The inclusion of volunteers to the Team in the care of the patient and the family is
continually increasing. The requests for volunteers by the Medical Care Teams have been
increasing year after year by 5%, reaching about 75 requests received in 2019. 85% of these
requests are assigned a volunteer and the 15% who are not assigned is because the volunteer
does not have the required profile which responds to the patient's needs. These statistics
show, on the one hand, the important and irreplaceable work that volunteers offer in social
support to the patient and this is perceived both by the patient and their family who decide
to have it, and also by the Care Team that is aware of the benefits of "non-professional"
care, which also humanises palliative care. On the other hand, the volunteer is increasingly
present in our society and this is positive, so that more people offer their collaboration
and this in turn "normalises" their role in palliative care.
Although volunteers contribute millions of hours of work, the review of bibliography found no
sufficiently robust studies to merit inclusion, and even less when associating PC
volunteering and NT. As more research is needed on the impact of training and support for
palliative care volunteers, this study intends to study the state of art of technophilia and
technophobia among patients, relatives, volunteers and healthcare professionals in PC, and
according to the results, implement and evaluate a volunteer training programme in the use of
new technology to support patients dying at home and their relatives.

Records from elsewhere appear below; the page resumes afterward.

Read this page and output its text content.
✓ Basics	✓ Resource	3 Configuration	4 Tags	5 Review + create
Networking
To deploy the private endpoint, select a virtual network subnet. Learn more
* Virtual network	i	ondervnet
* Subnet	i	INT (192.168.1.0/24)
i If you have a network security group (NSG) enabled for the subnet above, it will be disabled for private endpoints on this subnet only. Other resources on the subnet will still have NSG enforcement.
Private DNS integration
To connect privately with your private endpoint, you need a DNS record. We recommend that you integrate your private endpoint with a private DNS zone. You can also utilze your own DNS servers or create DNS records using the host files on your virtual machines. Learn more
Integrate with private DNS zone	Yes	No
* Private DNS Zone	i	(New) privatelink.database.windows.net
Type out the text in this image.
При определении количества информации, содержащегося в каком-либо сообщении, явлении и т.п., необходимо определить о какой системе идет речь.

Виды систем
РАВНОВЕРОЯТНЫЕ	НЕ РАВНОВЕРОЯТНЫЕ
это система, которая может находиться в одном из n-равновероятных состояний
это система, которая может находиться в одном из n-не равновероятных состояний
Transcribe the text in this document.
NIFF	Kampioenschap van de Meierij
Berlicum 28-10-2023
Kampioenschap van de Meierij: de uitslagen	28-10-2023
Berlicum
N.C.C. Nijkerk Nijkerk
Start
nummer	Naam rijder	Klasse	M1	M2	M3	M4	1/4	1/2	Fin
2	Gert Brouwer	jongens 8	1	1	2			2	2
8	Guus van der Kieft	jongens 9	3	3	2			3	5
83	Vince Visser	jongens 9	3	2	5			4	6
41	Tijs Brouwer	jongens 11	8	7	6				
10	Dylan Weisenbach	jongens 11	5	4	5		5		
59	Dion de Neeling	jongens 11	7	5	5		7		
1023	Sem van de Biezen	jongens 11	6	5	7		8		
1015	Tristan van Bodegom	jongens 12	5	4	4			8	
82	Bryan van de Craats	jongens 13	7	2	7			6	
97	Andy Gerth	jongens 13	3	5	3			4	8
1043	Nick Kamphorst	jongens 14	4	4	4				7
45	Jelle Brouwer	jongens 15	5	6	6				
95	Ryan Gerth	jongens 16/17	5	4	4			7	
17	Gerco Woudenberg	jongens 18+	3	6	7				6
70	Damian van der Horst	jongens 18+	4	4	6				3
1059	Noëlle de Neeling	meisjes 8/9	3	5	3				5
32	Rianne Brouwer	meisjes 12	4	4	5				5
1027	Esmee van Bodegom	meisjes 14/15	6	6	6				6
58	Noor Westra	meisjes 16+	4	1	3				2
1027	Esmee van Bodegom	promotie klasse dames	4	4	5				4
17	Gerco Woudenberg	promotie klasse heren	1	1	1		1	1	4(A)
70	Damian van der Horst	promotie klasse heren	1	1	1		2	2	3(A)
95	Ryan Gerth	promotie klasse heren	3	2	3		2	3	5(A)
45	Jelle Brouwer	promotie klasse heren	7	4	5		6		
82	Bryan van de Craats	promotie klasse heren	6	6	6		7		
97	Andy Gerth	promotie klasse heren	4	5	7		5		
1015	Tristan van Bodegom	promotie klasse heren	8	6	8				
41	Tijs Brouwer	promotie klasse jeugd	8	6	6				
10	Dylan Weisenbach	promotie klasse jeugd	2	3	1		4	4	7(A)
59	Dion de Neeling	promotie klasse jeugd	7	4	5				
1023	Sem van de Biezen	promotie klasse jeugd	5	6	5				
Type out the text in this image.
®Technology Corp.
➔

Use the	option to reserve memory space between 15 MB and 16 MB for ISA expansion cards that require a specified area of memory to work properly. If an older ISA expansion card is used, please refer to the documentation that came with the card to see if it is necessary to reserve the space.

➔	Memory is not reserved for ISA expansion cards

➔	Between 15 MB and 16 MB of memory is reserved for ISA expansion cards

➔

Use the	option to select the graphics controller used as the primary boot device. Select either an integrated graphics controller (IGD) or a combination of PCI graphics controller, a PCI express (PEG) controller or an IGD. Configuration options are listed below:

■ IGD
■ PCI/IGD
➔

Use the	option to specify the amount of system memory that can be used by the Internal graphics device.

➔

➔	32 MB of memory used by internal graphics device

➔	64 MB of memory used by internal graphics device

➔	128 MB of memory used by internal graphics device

The best approach to evaluate the implementation process of complex intervention is the
combination of quantitative and qualitative methods. Basic quantitative measures of
implementation may be combined with in-depth qualitative data to provide detailed
understandings of intervention functioning on a small scale. Use quantitative methods to
measure key process variables and allow testing of pre-hypothesised mechanisms of impact and
contextual moderators. Use qualitative methods to capture emerging changes in implementation,
experiences of the intervention and unanticipated or complex causal pathways, and to generate
new theory.
Quantitative approach:
Pragmatic cluster randomized clinical trial to test the efficacy (the unit of
randomization is the volunteer and the unit of analysis is the patient/relative).
Before-after design for satisfaction of volunteers and HPC with the intervention and its
implementation to test the effectiveness.
Cost-utility study from the perspective of the funder with a time horizon of one year. A
detailed cost analysis including costs for the adaptation of volunteer standard course
to ITVPal Programme as well as the recruitment and training costs of the volunteers will
be performed.
Qualitative approach: interviews (individuals and groupal) with HPC, volunteers and with key
informants of patients/relatives to test at the beginning the need and usefulness of NT, and
also during the implementation process to test changes and experiences.